Michael Speck told a Federal Court hearing on Tuesday that Music Industry Piracy Investigations (MIPI) had been "tailing" Nikki Hemming's premises on a "continuous basis" for several months until 11am on 24 May.
The unit conducted the surveillance as part of its efforts to determine who controlled the peer-to-peer software Kazaa. The issue is key to the music industry's litigation against Sharman Networks, associated companies and individuals over alleged copyright-infringing behaviour.
Speck told ZDNet Australia  "personal surveillance" of Hemming had been conducted but finished some time ago.
"She personally wasn't a subject, rather the premises associated with her were. [We were] conducting an investigation into a shadowy organisation hiding behind a veil of secrecy and surveillance is a normal practice," he said.

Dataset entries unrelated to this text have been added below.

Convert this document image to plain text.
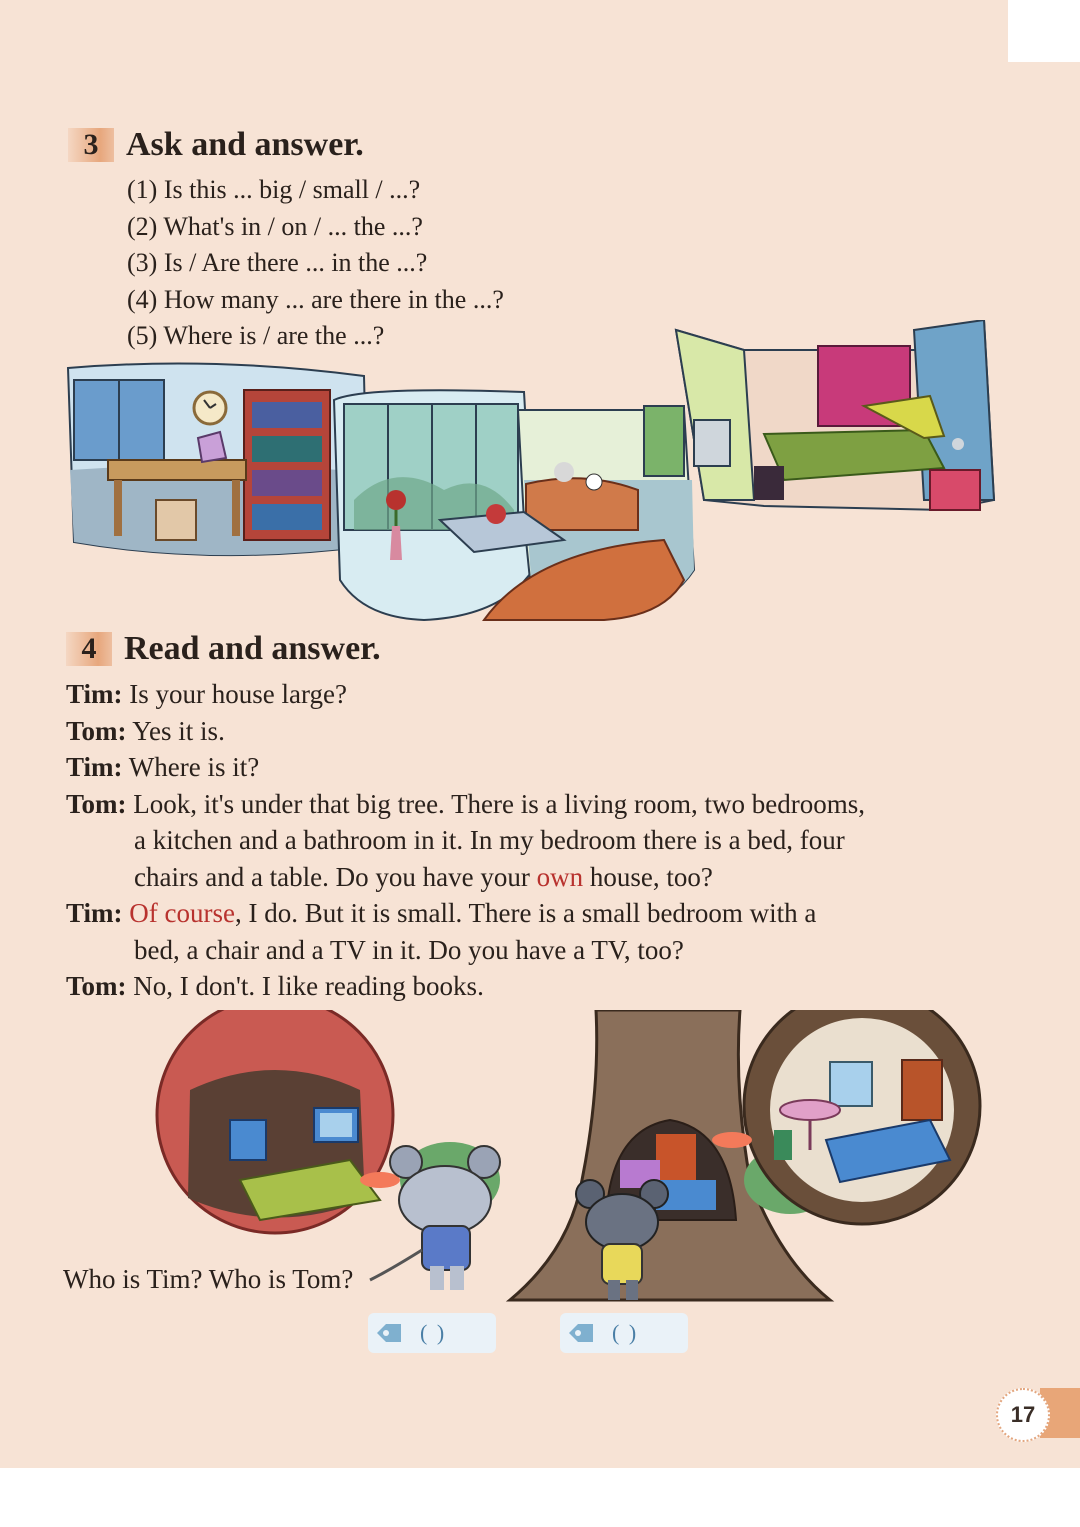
3 Ask and answer.
(1) Is this ... big / small / ...?
(2) What's in / on / ... the ...?
(3) Is / Are there ... in the ...?
(4) How many ... are there in the ...?
(5) Where is / are the ...?
4 Read and answer.
Tim: Is your house large?
Tom: Yes it is.
Tim: Where is it?
Tom: Look, it's under that big tree. There is a living room, two bedrooms,
a kitchen and a bathroom in it. In my bedroom there is a bed, four
chairs and a table. Do you have your own house, too?
Tim: Of course, I do. But it is small. There is a small bedroom with a
bed, a chair and a TV in it. Do you have a TV, too?
Tom: No, I don't. I like reading books.
Who is Tim? Who is Tom?
( )	( )
17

Speck told Sharman's solicitors that he ordered the surveillance of Hemming's premises to stop after finding out where the general manager had moved to.

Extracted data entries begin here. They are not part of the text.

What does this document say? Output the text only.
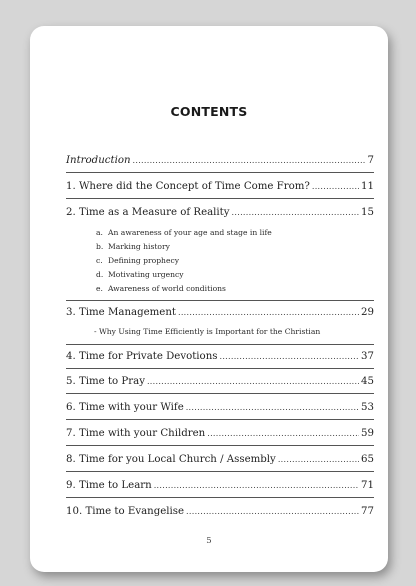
CONTENTS
Introduction .....	7
1. Where did the Concept of Time Come From? .....	11
2. Time as a Measure of Reality .....	15
a. An awareness of your age and stage in life
b. Marking history
c. Defining prophecy
d. Motivating urgency
e. Awareness of world conditions
3. Time Management .....	29
- Why Using Time Efficiently is Important for the Christian
4. Time for Private Devotions .....	37
5. Time to Pray .....	45
6. Time with your Wife .....	53
7. Time with your Children .....	59
8. Time for you Local Church / Assembly .....	65
9. Time to Learn .....	71
10. Time to Evangelise .....	77
5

"Given the nature of Kazaa, we conducted a range of investigations aimed at getting to the bottom of who controlled Kazaa. We stopped the surveillance when we confirmed her new address. We're not conducting any surveillance at present," he said.
Hemming sold her house in Castle Cove to Sharman accountant John Myers for AU$2.1 million in late February 2005.

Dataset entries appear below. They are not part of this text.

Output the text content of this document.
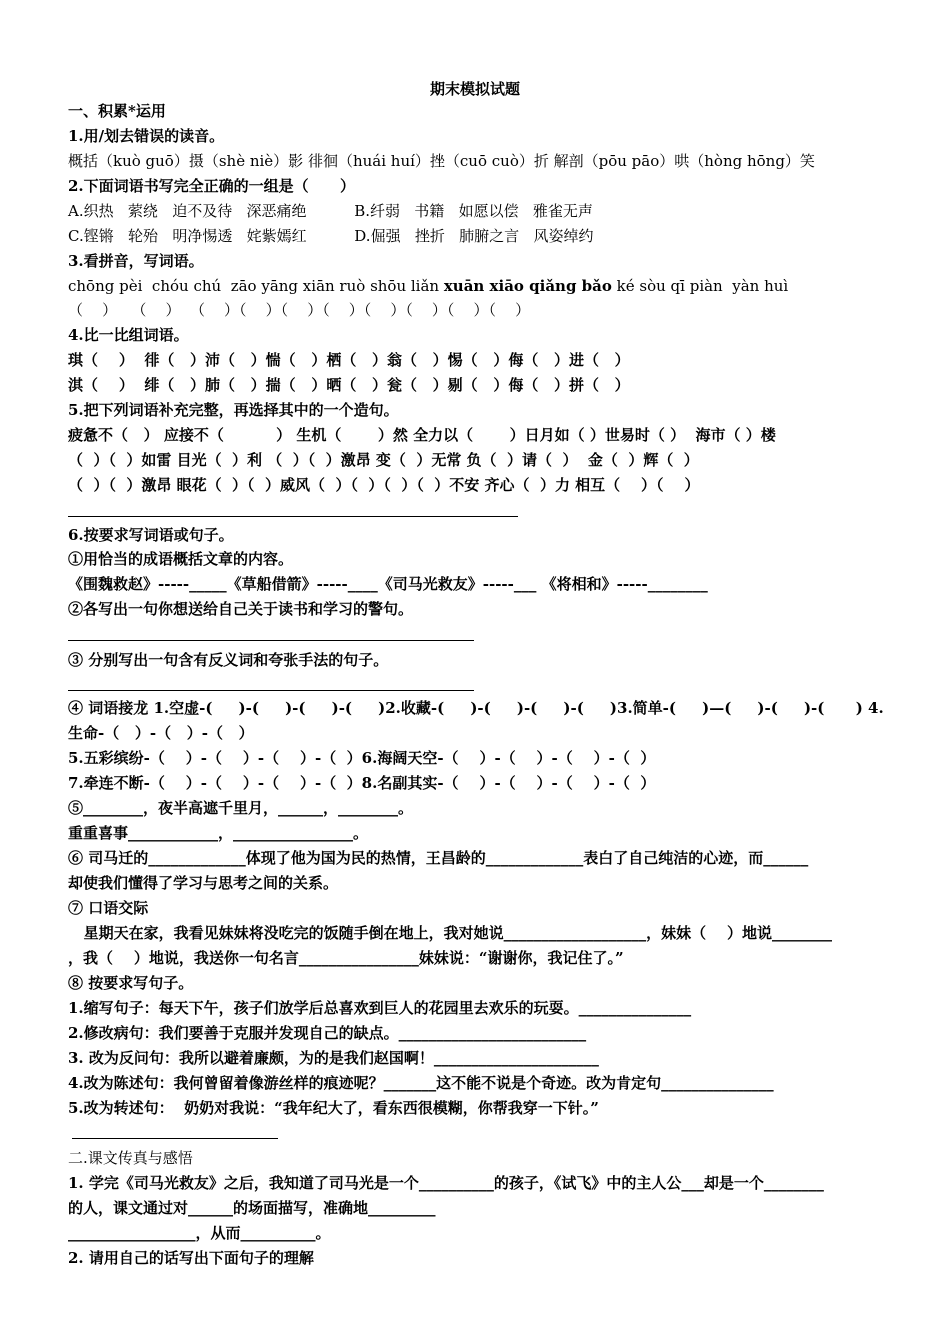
期末模拟试题
一、积累*运用
1.用/划去错误的读音。
概括（kuò guō）摄（shè niè）影 徘徊（huái huí）挫（cuō cuò）折 解剖（pōu pāo）哄（hòng hōng）笑
2.下面词语书写完全正确的一组是（      ）
A.织热   萦绕   迫不及待   深恶痛绝          B.纤弱   书籍   如愿以偿   雅雀无声
C.铿锵   轮殆   明净惕透   姹紫嫣红          D.倔强   挫折   肺腑之言   风姿绰约
3.看拼音，写词语。
chōng pèi  chóu chú  zāo yāng xiān ruò shōu liǎn xuān xiāo qiǎng bǎo ké sòu qī piàn  yàn huì
（    ）   （    ）  （    ）（    ）（    ）（    ）（    ）（    ）（    ）（    ）
4.比一比组词语。
琪（    ）  徘（   ）沛（   ）惴（   ）栖（   ）翁（   ）惕（   ）侮（   ）进（   ）
淇（    ）  绯（   ）肺（   ）揣（   ）晒（   ）瓮（   ）剔（   ）侮（   ）拼（   ）
5.把下列词语补充完整，再选择其中的一个造句。
疲惫不（   ） 应接不（          ） 生机（       ）然 全力以（       ）日月如（ ）世易时（ ）  海市（ ）楼
（  ）（  ）如雷 目光（  ）利 （  ）（  ）激昂 变（  ）无常 负（  ）请（  ）  金（  ）辉（  ）
（  ）（  ）激昂 眼花（  ）（  ）威风（  ）（  ）（  ）（  ）不安 齐心（  ）力 相互（    ）（    ）
6.按要求写词语或句子。
①用恰当的成语概括文章的内容。
《围魏救赵》-----_____《草船借箭》-----____《司马光救友》-----___ 《将相和》-----________
②各写出一句你想送给自己关于读书和学习的警句。
③ 分别写出一句含有反义词和夸张手法的句子。
④ 词语接龙 1.空虚-(     )-(     )-(     )-(     )2.收藏-(     )-(     )-(     )-(     )3.简单-(     )—(     )-(     )-(      ) 4.
生命-（   ）-（   ）-（   ）
5.五彩缤纷-（    ）-（    ）-（    ）-（  ）6.海阔天空-（    ）-（    ）-（    ）-（  ）
7.牵连不断-（    ）-（    ）-（    ）-（  ）8.名副其实-（    ）-（    ）-（    ）-（  ）
⑤________，夜半高遮千里月，______，________。
重重喜事____________，________________。
⑥ 司马迁的_____________体现了他为国为民的热情，王昌龄的_____________表白了自己纯洁的心迹，而______
却使我们懂得了学习与思考之间的关系。
⑦ 口语交际
星期天在家，我看见妹妹将没吃完的饭随手倒在地上，我对她说___________________，妹妹（    ）地说________
，我（    ）地说，我送你一句名言________________妹妹说：“谢谢你，我记住了。”
⑧ 按要求写句子。
1.缩写句子：每天下午，孩子们放学后总喜欢到巨人的花园里去欢乐的玩耍。_______________
2.修改病句：我们要善于克服并发现自己的缺点。_________________________
3. 改为反问句：我所以避着廉颇，为的是我们赵国啊！______________________
4.改为陈述句：我何曾留着像游丝样的痕迹呢？_______这不能不说是个奇迹。改为肯定句_______________
5.改为转述句：  奶奶对我说：“我年纪大了，看东西很模糊，你帮我穿一下针。”
二.课文传真与感悟
1. 学完《司马光救友》之后，我知道了司马光是一个__________的孩子，《试飞》中的主人公___却是一个________
的人，课文通过对______的场面描写，准确地_________
_________________，从而__________。
2. 请用自己的话写出下面句子的理解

Speck said in court that "it serves no purpose" for the unit to keep digging to find out the identity of the true owners of the peer-to-peer organisation as it had garnered enough evidence to assert in court who the true owners and controllers were.
"We are not interested because we have come to a conclusion that we are very confident about. We have consistently asserted that Hemming controls the Sharman companies, we have asserted that to the court," Speck said.
The industry has asserted that while Hemming controls Sharman Networks and Sharman License Holdings, Altnet chief executive officer Kevin Bermeister is the true controller of the Kazaa software. Altnet, which sells music and other digital products through peer-to-peer networks, signed a joint venture with the Sharman companies in 2002.
The record industry plans to continue pressing for an order to put Hemming on the witness stand for cross-examination. The case resumes on 8 June.